A Esmola de Derbi
Morávamos numa cidadezinha do interior de São Paulo, cujos habitantes, em sua grande maioria, eram Católicos Apostólicos Romanos e dados a fazerem promessas aos mais diversos santos e pelas mais diversas causas.
Dona Carmen, uma espanhola sempre alegre e bem disposta, era uma delas.
Tinha feito uma promessa, não sei bem pra quê, de armar um presépio todo ano na época do Natal.
Lembro-me, especialmente, de uma ocasião quando ela chamou sua filha Neli e a mim e disse:
- Tenho que cumprir uma promessa que fiz e preciso que vocês me ajudem.
- Ajudar? – perguntamos ao mesmo tempo.
- Sim, ajudar! Fiz uma promessa de armar um presépio todo ano no Natal e quero que fique bem bonito! Só que falta muita coisa e não temos dinheiro pra comprar. Então vocês vão me ajudar saindo pela cidade e pedindo uma esmolinha para o menininho Jesus. Com o dinheiro vou comprar mais santinhos, vaquinhas e carneirinhos e assim nosso presépio vai ficar bem bonito e vou cumprir minha promessa.
Tínhamos apenas 8 anos e não entendíamos nada sobre promessas, mas do jeito que ela falava parecia coisa séria.
Além disso, naquele tempo, era comum na época de Natal, algumas crianças saírem pela cidadezinha pedindo “esmola” para o menino Jesus.
E para nós, crianças curiosas, seria uma aventura ir pedindo, de porta em porta, uma “esmolinha” para o menino Jesus.
Ela nos ensaiou direitinho e lá fomos nós cheias de entusiasmo, com a pequena imagem.
- Uma esmolinha pro menino Jesus? – e mostrávamos a imagem do menininho Jesus no bercinho que levávamos nas mãos, com todo cuidado.
Em todas as casas ganhávamos uma moedinha e assim íamos cada vez mais entusiasmadas.
Até que chegamos à casa da Dona Chiquinha, uma viúva pobrezinha e que morava com seus três filhos, cujo mais velho era o Derbi.
Como sabíamos que era muito pobre e, com certeza não teria nada para nos dar, resolvemos não bater à sua porta e fomos bater na da casa da vizinha.
Derbi nos viu, nos chamou, olhou bem pra nós com uma expressão séria e perguntou:
- Por que ocêis num batu aqui si tão batenu di porta in porta?

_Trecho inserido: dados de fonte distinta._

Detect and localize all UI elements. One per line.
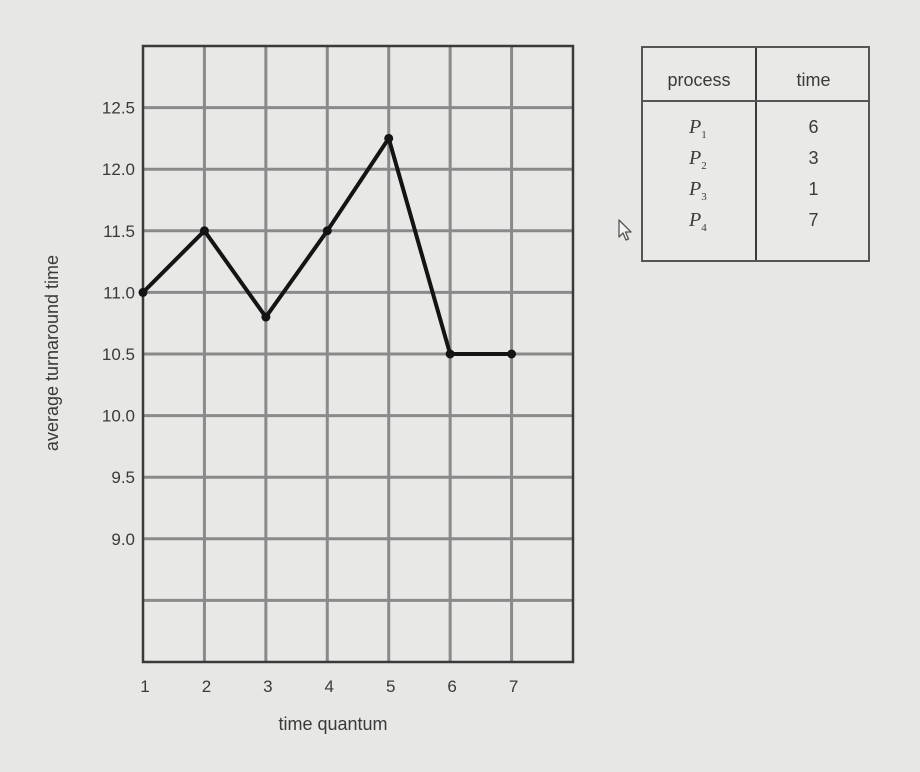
x-tick-label: 3 bbox=[263, 677, 272, 696]
x-axis-label: time quantum bbox=[278, 714, 387, 734]
y-axis-label: average turnaround time bbox=[42, 255, 62, 451]
process-column-header: process bbox=[667, 70, 731, 90]
data-points bbox=[138, 133, 517, 359]
table-row: P4 7 bbox=[643, 209, 868, 240]
y-tick-label: 12.5 bbox=[102, 99, 135, 118]
process-time: 6 bbox=[808, 117, 819, 137]
y-tick-label: 9.5 bbox=[111, 468, 135, 487]
mouse-pointer-icon bbox=[618, 219, 632, 241]
process-name: P2 bbox=[689, 147, 707, 172]
data-point bbox=[384, 133, 394, 143]
process-name: P3 bbox=[689, 178, 707, 203]
process-name: P4 bbox=[689, 209, 707, 234]
x-tick-labels: 1 2 3 4 5 6 7 bbox=[140, 677, 518, 696]
x-tick-label: 6 bbox=[447, 677, 456, 696]
column-divider bbox=[755, 48, 757, 260]
data-point bbox=[261, 312, 271, 322]
data-point bbox=[199, 226, 209, 236]
time-column-header: time bbox=[796, 70, 831, 90]
process-time: 3 bbox=[808, 148, 819, 168]
table-row: P1 6 bbox=[643, 116, 868, 147]
table-row: P2 3 bbox=[643, 147, 868, 178]
process-time: 1 bbox=[808, 179, 819, 199]
process-time: 7 bbox=[808, 210, 819, 230]
y-tick-label: 10.0 bbox=[102, 407, 135, 426]
x-tick-label: 5 bbox=[386, 677, 395, 696]
x-tick-label: 7 bbox=[509, 677, 518, 696]
y-tick-labels: 9.0 9.5 10.0 10.5 11.0 11.5 12.0 12.5 bbox=[102, 99, 135, 549]
y-tick-label: 11.0 bbox=[103, 283, 135, 302]
y-tick-label: 11.5 bbox=[103, 222, 135, 241]
x-tick-label: 4 bbox=[325, 677, 334, 696]
process-name: P1 bbox=[689, 116, 707, 141]
data-point bbox=[507, 349, 517, 359]
table-row: P3 1 bbox=[643, 178, 868, 209]
data-point bbox=[322, 226, 332, 236]
data-point bbox=[445, 349, 455, 359]
header-divider bbox=[643, 100, 868, 102]
process-table: process time P1 6 P2 3 P3 1 P4 7 bbox=[641, 46, 870, 262]
y-tick-label: 10.5 bbox=[102, 345, 135, 364]
x-tick-label: 1 bbox=[140, 677, 149, 696]
y-tick-label: 9.0 bbox=[111, 530, 135, 549]
process-rows: P1 6 P2 3 P3 1 P4 7 bbox=[643, 116, 868, 240]
plot-frame bbox=[141, 44, 575, 664]
y-tick-label: 12.0 bbox=[102, 160, 135, 179]
data-point bbox=[138, 287, 148, 297]
x-tick-label: 2 bbox=[202, 677, 211, 696]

Num bateu só purque nóis é póbri?
Ficamos sem saber o que falar diante de sua expressão zangada, enquanto ele continuava:
- Num pódi faze issu não, viu? Num pódi pula nossa casa só purquê nóis é póbri.
Neli olhou pra mim com olhar desesperado. Não tive dúvidas e falei:
- Nós tamo pedindo esmolinha do menininho Jesus.
Ao ouvir isso, Derbi entrou rapidamente em casa, voltou com um ovo e disse:
- Nóis num tem dinhêru, mais tem essi ôvu, ocêis aceita?
Um ovo de esmola??? Não estávamos preparadas para aquela situação. E agora?
Vendo nosso olhar de espanto ele falou:
- Pega, é di bão coração.
Pegamos aquele ovo, agradecemos e, sem saber o que fazer com ele, formos correndo contar pra Dona Carmen, o que acabava de acontecer.
Depois de ouvir com atenção ela disse:
- Fizeram bem em aceitar. Agora é só trocar o ovo por uma moedinha. E assim foi feito.
No final, com as “esmolas” que ganhamos, ela comprou mais santinhos, vaquinhas e carneirinhos, exatamente como havia falado e o presépio ficou lindo!
Nossa missão fora bem cumprida! Ajudamos a cumprir uma promessa que, até hoje, não sei qual foi seu motivo.
O que si é que a “esmola” do Derbi ficou gravada pra sempre em minha memória.
E, de todas as “esmolas” recebidas, acho que foi daquela que Jesus mais gostou!